Miasto wybudowało za pieniądze podatników wspaniałe obiekty socjalne dla takich nieszczęśników, władze miasta mają więc warunki by zrobić porządek z żebrakami i śmierdzącymi menelami. Ale to q... nie oznacza, że miasto będzie robiło porządek na poczekalni dworca należącego do PKP, za co odpowiadają obiboki tam zatrudnione z kierownikiem stacji na czele.
Smród jest taki, ze 1.5 godziny stalismy z dziecmi na peronie w mrozie, bo zbierało się na wymioty. Cwaniaki uciekaja przed SOKistami a potem wracaja. Nie zal mi ich wcale.
Po raz kolejny przy temacie dworca PKP piszę: dlaczego nikt nie poprosi o wypowiedź w tej sprawie naczelnika stacji? Myślicie, że dlaczego bezdomni są tam tak bezkarni? Panie Sławku, prosze zapytać pana naczelnika, on ma baaardzo wiele ciekawych rzeczy do powiedzenia w tym temacie :]

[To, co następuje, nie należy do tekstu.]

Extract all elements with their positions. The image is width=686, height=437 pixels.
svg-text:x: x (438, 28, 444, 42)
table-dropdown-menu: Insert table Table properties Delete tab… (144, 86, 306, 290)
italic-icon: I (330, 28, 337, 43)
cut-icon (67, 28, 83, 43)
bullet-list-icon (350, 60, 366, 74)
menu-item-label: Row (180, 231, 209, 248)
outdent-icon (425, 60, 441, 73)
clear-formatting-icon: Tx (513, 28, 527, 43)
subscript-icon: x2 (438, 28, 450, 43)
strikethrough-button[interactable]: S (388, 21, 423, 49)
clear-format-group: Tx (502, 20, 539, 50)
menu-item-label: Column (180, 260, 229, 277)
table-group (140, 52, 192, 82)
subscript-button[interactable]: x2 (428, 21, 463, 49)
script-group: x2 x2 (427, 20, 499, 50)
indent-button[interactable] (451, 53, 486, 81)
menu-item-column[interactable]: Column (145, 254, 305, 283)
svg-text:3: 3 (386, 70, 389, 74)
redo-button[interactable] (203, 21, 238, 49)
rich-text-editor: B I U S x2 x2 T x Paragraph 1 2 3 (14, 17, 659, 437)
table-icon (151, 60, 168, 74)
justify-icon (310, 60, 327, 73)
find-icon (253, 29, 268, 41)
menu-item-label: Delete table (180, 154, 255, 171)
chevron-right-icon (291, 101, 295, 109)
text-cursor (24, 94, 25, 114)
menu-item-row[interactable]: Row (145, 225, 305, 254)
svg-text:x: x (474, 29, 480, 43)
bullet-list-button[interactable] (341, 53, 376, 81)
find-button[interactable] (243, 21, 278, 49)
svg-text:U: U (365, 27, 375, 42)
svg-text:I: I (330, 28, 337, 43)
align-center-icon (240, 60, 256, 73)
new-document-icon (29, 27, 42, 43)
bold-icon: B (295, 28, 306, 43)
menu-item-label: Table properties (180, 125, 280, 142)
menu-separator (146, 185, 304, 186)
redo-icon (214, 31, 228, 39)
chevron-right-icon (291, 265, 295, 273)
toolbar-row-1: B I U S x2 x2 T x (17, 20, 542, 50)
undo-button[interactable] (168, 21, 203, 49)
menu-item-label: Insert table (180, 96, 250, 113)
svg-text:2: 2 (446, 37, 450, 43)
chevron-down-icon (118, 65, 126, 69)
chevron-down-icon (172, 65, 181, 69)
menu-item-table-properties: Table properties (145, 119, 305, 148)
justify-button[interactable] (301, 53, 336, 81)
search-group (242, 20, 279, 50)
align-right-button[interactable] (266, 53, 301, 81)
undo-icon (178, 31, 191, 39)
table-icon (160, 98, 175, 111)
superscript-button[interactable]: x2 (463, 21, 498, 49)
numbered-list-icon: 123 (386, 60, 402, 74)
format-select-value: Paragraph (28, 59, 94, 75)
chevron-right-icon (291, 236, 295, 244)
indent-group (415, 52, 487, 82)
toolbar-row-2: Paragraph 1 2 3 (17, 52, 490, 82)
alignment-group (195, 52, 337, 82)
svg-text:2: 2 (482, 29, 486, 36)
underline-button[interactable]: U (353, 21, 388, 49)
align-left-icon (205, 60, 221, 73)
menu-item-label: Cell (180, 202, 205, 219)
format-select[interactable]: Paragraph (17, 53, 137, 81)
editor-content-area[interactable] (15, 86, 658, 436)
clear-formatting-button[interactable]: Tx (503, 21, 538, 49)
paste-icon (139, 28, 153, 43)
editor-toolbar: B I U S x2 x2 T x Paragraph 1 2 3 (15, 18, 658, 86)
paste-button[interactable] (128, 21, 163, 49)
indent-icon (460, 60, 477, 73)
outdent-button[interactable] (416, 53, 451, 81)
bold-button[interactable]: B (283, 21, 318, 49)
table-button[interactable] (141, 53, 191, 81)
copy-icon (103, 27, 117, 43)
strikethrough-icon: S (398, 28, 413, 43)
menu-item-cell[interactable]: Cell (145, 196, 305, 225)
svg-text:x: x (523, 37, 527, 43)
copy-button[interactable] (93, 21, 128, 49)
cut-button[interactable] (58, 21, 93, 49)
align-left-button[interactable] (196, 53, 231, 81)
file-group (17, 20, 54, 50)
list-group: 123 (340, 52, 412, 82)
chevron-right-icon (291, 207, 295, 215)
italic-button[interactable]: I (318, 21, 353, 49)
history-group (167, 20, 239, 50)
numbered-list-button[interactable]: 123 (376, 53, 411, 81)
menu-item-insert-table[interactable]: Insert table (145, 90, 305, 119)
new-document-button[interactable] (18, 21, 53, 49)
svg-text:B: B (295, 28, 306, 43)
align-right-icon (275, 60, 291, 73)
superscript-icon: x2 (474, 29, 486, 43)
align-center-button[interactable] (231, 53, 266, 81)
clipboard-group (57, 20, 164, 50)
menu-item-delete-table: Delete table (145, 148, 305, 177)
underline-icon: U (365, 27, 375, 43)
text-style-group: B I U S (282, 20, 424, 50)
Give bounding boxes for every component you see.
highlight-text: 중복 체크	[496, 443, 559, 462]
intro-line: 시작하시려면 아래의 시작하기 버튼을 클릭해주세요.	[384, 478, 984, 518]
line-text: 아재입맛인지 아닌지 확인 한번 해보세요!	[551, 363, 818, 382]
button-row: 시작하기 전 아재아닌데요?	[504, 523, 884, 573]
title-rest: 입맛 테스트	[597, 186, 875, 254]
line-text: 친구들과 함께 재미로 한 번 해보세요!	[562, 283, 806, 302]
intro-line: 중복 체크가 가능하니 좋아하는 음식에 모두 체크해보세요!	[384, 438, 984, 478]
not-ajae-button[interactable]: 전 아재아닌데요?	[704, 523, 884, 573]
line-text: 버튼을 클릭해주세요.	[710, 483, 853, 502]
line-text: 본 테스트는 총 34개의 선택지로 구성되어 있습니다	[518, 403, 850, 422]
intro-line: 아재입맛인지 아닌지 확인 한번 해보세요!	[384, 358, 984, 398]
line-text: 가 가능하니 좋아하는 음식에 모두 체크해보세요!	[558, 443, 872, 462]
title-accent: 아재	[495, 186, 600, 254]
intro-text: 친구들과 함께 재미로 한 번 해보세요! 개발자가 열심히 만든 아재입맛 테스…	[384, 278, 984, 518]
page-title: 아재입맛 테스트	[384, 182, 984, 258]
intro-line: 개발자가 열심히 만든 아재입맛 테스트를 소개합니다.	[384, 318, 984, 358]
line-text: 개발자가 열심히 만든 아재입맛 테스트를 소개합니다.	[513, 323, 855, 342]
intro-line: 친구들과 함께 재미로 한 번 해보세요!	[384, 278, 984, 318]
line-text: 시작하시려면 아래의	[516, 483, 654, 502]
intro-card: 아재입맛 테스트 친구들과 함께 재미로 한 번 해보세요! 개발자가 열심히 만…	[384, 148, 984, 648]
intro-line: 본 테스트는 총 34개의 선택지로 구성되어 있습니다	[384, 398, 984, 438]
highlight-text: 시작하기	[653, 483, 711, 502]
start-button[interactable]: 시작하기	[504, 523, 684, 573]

to jest plaga ostatniego dwudziectolecia, ludzie potracili domy, pracę rodzinya jak już raz uda się iść w siną dal, to tak zostaje, no i jest menelski margines roznego rodzaju pijakow i cipunow, na dworzec powinno się wchodzic z wazny, bileyem lub peronowką, inaczej powinnien byc zamkniety
To są ludzie chorzy ( na własne życzenie) ci ludzie wymagają leczenia...a na to kasy nie ma żaden szpital ich nie wezmie. Muszą gdzieś w zimie przebywać.Więc dworzec lub klatki schodowe poczekalnie - czy mają zdychać na ulicy to... LUDZIE choć śmierdzą denaturatem i ekskramentami...nawet psy i koty mają schroniska ! Mandatem ich nie ukarzą..do aresztu ich nie wezmą.U ALBERTA ich nie chcą...więc co... mają wyzdychać za to że się stoczyli...Miłuj swego blizniego może KK- by się w to zaangażował. ..ale oni są od brania a nie od dawania.